Quando o presidente do COP refere tal desiderato como uma “oportunidade única” ele não esclarece para quem. Por isso, e porque estamos perante uma disciplina curricular (a disciplina de educação física), que deve garantir a igualdade de oportunidades para todos os estudantes portugueses temos de perguntar:

  • Trata-se de uma oportunidade para o Estado que, assim, à semelhança do que se passava na antiga República Democrática Alemã, coloca a disciplina de educação física ao serviço da honra e da glória do regime?
  • Trata-se de uma oportunidade para uns académicos para quem a “biologização” do Movimento Olímpico é uma oportunidade para produzirem mais uns artigos que, muitas vezes, nos circuitos fechados em que funcionam as revista científicas, não passam de “lixo científico”?
  • Trata-se de uma oportunidade para os políticos que, através de uma esquizofrénica obsessão por medalhas olímpicas esquecem os princípios determinados no artigo 79º da Constituição da Republica Portuguesa: (1º) Todos têm direito à cultura física e ao desporto. (2º) Incumbe ao Estado, em colaboração com as escolas e as associações e coletividades desportivas, promover, estimular, orientar e apoiar a prática e a difusão da cultura física e do desporto, bem como prevenir a violência no desporto?
  • Trata-se de uma oportunidade para uns senhores dirigentes desportivos bem instalados nos “meandros” do desporto para quem uma medalha olímpica vale bem mais do que 100 mil praticantes desportivos?
  • Finalmente, trata-se de uma oportunidade para a populaça que, na alienação de uns resultados olímpicos sem significado para o desenvolvimento do desporto e do País, na mais profunda ilusão, sublima as frustrações da sua vida?

Estamos em crer que a “oportunidade única” não vai ser nem para os alunos, sobretudo para a grande maioria que, em nome do rendimento, vai ser expurgada do sistema por incapacidade, nem para os professores que, perante a ausência de políticas públicas devidamente integradas, acabam por ser transformados em simples instrumentos de desígnios que nada têm a ver nem com a Constituição da República Portuguesa quando determina que “todos têm direito à cultura física e ao desporto”, nem com os valores do Olimpismo “enquanto filosofia de vida que coloca o desporto ao serviço do desenvolvimento humano”.

Perante a esquizofrenia política das medalhas olímpicas que tomou conta dos dirigentes políticos e desportivos a partir de 2004/2005 (Contrato-programa de desenvolvimento desportivo nº 48/2005), parafraseando Karl Popper, diremos que, quando o presidente do COP rejubila pela aplicação do FITescola à disciplina de educação física, é a miséria do Olimpismo do Olimpismo que ele está a promover.
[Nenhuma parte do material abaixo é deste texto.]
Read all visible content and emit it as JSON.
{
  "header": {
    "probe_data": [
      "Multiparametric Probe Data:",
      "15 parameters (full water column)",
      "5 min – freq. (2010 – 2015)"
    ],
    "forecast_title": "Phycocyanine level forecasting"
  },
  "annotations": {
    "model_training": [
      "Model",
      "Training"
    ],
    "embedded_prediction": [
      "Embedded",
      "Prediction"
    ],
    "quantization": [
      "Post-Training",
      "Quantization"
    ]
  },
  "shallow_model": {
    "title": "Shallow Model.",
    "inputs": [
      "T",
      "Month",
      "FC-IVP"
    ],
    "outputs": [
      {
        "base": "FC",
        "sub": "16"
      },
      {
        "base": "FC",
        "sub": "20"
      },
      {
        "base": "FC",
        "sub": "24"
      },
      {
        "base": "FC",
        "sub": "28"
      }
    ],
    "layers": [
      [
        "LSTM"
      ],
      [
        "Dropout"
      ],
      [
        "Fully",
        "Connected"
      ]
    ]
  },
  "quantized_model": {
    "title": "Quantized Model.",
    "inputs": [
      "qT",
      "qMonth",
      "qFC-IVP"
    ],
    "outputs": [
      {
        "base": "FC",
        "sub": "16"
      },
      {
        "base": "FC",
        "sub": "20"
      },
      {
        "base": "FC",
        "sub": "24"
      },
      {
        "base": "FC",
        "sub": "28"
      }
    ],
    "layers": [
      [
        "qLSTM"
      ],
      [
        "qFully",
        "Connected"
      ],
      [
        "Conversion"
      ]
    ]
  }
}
Porque, ao rastear-se o potencial dos jovens em idade escolar afim de “proceder a um aconselhamento mais influente” no âmbito da prática desportiva, à revelia do princípio da universalidade que deve reger os princípios da disciplina de educação física, acaba-se a promover uma estratégia da mais pura “eugenia pedagógica” que, em última análise, “coloca o corpo dos alunos ao serviço da pátria”.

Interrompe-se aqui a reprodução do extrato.